L’Huma, 22/9
Les employées du ED d’Albertville refusent depuis octobre 2009 de travailler le jour du repos dominical. Dimanche prochain sera leur 100e occupation du parvis.
Savoie, correspondance. «Nous sommes une petite résistance qui devient nationale », se réjouit Corine Pointet, une des caissières du ED d’Albert- ville, en Savoie, qui, avec ses collègues, occupe chaque dimanche le parvis de l’enseigne (aujourd’hui Dia) pour faire respecter le repos dominical.
Des «guerrières du dimanche» tenaces
Depuis plus de deux ans, qu’il neige, pleuve ou vente, Agnès, Valérie, Peggy et les autres sont toujours là. La ténacité de ces « guerrières du dimanche » force l’admiration d’un large comité de soutien, dont le maire d’Albertville, Philippe Masure, des élus du Front de gauche, des militants du PCF ou d’obédience chrétienne, des travailleurs en lutte des usines de La Bâthie et de Mgr Ballot, archevêque de Chambéry, qui souligne la « persévérance et le courage » de ces « résistantes ». Alors que se profile le 100e dimanche, le 25 septembre, et que se prépare un vaste rassemblement de lutte, l’homme d’église ajoute : « Le mot “crise” que nous entendons tous les jours depuis des mois et des mois devrait alerter chacun pour que l’homme ne soit pas sans cesse sacrifié par le pouvoir de l’argent. »
« En octobre 2009, raconte Corine Pointet, responsable CGT, on nous a intimé l’ordre de sacrifier ce jour qui est consacré à nos repos et à nos familles. Sur onze personnes du magasin, neuf n’étaient pas volontaires. Mon mari travaille toute la semaine, moi aussi. Si je travaille le dimanche, je ne le vois plus. De même pour mes enfants. Alors que devient le lien familial ? » Revendication d’humanité qui, comme l’interdiction du travail des enfants ou l’obtention des congés payés, a donné au siècle les couleurs de la dignité. « La majoration accordée pour le travail du dimanche, poursuit Corine, n’est que de 5,3 euros brut ! 3 euros net par personne ! Juste à démarrer votre voiture, votre majoration s’est envolée. Alors quand, de surcroît, il faut payer la nourrice ! » La parole est livrée à ceux qui, de Moûtiers, d’Ugine ou de toutes les vallées de Savoie, se relaient en nombre chaque week-end à leurs côtés pour imposer cette revendication de simple dignité. Ils seront tous là dimanche prochain, pour leur 100e dimanche de grève.
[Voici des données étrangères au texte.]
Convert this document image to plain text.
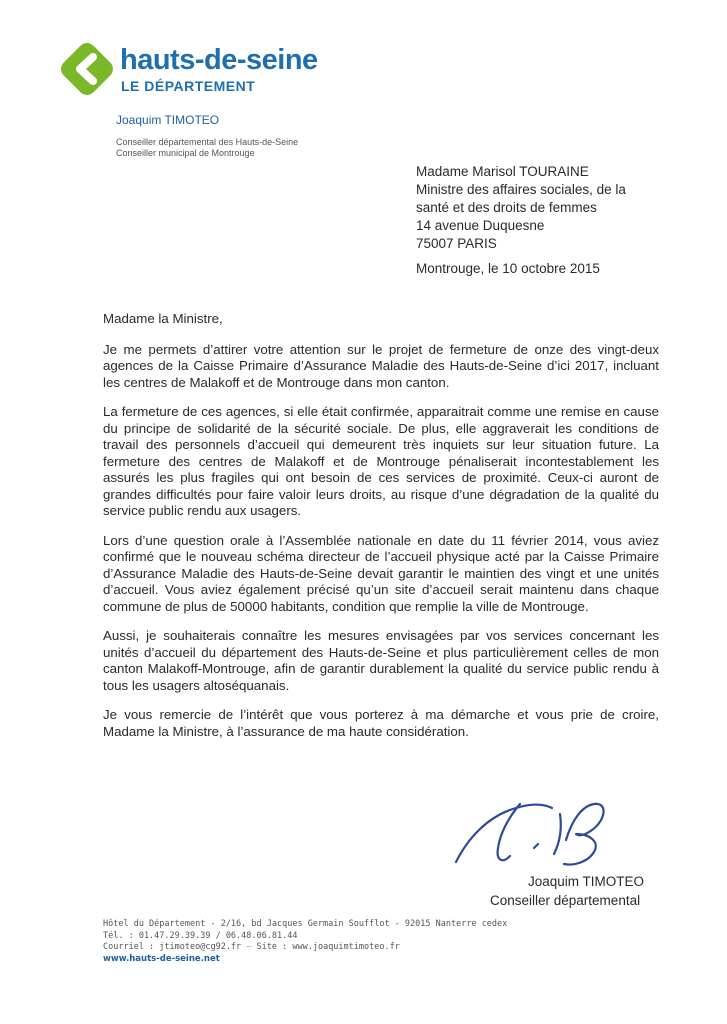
hauts-de-seine
LE DÉPARTEMENT
Joaquim TIMOTEO
Conseiller départemental des Hauts-de-Seine
Conseiller municipal de Montrouge
Madame Marisol TOURAINE
Ministre des affaires sociales, de la
santé et des droits de femmes
14 avenue Duquesne
75007 PARIS
Montrouge, le 10 octobre 2015

Madame la Ministre,

Je me permets d’attirer votre attention sur le projet de fermeture de onze des vingt-deux agences de la Caisse Primaire d’Assurance Maladie des Hauts-de-Seine d’ici 2017, incluant les centres de Malakoff et de Montrouge dans mon canton.

La fermeture de ces agences, si elle était confirmée, apparaitrait comme une remise en cause du principe de solidarité de la sécurité sociale. De plus, elle aggraverait les conditions de travail des personnels d’accueil qui demeurent très inquiets sur leur situation future. La fermeture des centres de Malakoff et de Montrouge pénaliserait incontestablement les assurés les plus fragiles qui ont besoin de ces services de proximité. Ceux-ci auront de grandes difficultés pour faire valoir leurs droits, au risque d’une dégradation de la qualité du service public rendu aux usagers.

Lors d’une question orale à l’Assemblée nationale en date du 11 février 2014, vous aviez confirmé que le nouveau schéma directeur de l’accueil physique acté par la Caisse Primaire d’Assurance Maladie des Hauts-de-Seine devait garantir le maintien des vingt et une unités d’accueil. Vous aviez également précisé qu’un site d’accueil serait maintenu dans chaque commune de plus de 50000 habitants, condition que remplie la ville de Montrouge.

Aussi, je souhaiterais connaître les mesures envisagées par vos services concernant les unités d’accueil du département des Hauts-de-Seine et plus particulièrement celles de mon canton Malakoff-Montrouge, afin de garantir durablement la qualité du service public rendu à tous les usagers altoséquanais.

Je vous remercie de l’intérêt que vous porterez à ma démarche et vous prie de croire, Madame la Ministre, à l’assurance de ma haute considération.

Joaquim TIMOTEO
Conseiller départemental
Hôtel du Département - 2/16, bd Jacques Germain Soufflot - 92015 Nanterre cedex
Tél. : 01.47.29.39.39 / 06.48.06.81.44
Courriel : jtimoteo@cg92.fr – Site : www.joaquimtimoteo.fr
www.hauts-de-seine.net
Sous la colère, on pourrait entendre un slogan de 1908, quand, déjà, les ouvriers s’opposaient aux ouvertures dominicales des magasins : « Ouvrier, si tu veux que ton frère, employé de commerce puisse jouir d’un peu de bien-être, abstiens-toi d’acheter le dimanche et le soir après 17 heures. » Et partout, sur les marchés, au cœur des manifestations, sur les ondes de France Inter et récemment au plateau des Glières, haut symbole de résistance, elles répètent inlassablement leur volonté de tenir : « Avec l’ouverture du dimanche, le stress est permanent, les pauses sucrées ! Nous ne céderons pas, l’enjeu est trop fort. Il y va du bien-être de nos familles, de toutes les professions, du devenir de nos acquis ! » Et au-delà, insiste Corine, « notre combat pose la question « d’un modèle de société qui pousse à la surconsommation, à la disparition des temps sociaux, où les très riches le sont de plus en plus et les pauvres restent pauvres ».
Un repos bien mérité
Selon le Code du travail, un employeur ne peut occuper un salarié plus de six jours par semaine. Un repos hebdomadaire d’une durée minimale de vingt-quatre heures consécutives (plus onze heures de repos quotidien) doit être respecté. L’article L. 3132-3 du Code du travail précise que « sans l’intérêt des salariés, le repos hebdomadaire est donné le dimanche ». Il existe cependant plusieurs dérogations permettant d’organiser le travail ce jour-là, que la loi Mallié d’août 2009 a largement contribué à élargir. La bataille des caissières du ED d’Albertville vise aussi à faire abroger cette loi, dénoncée par les syndicats comme de nature à généraliser le travail du dimanche.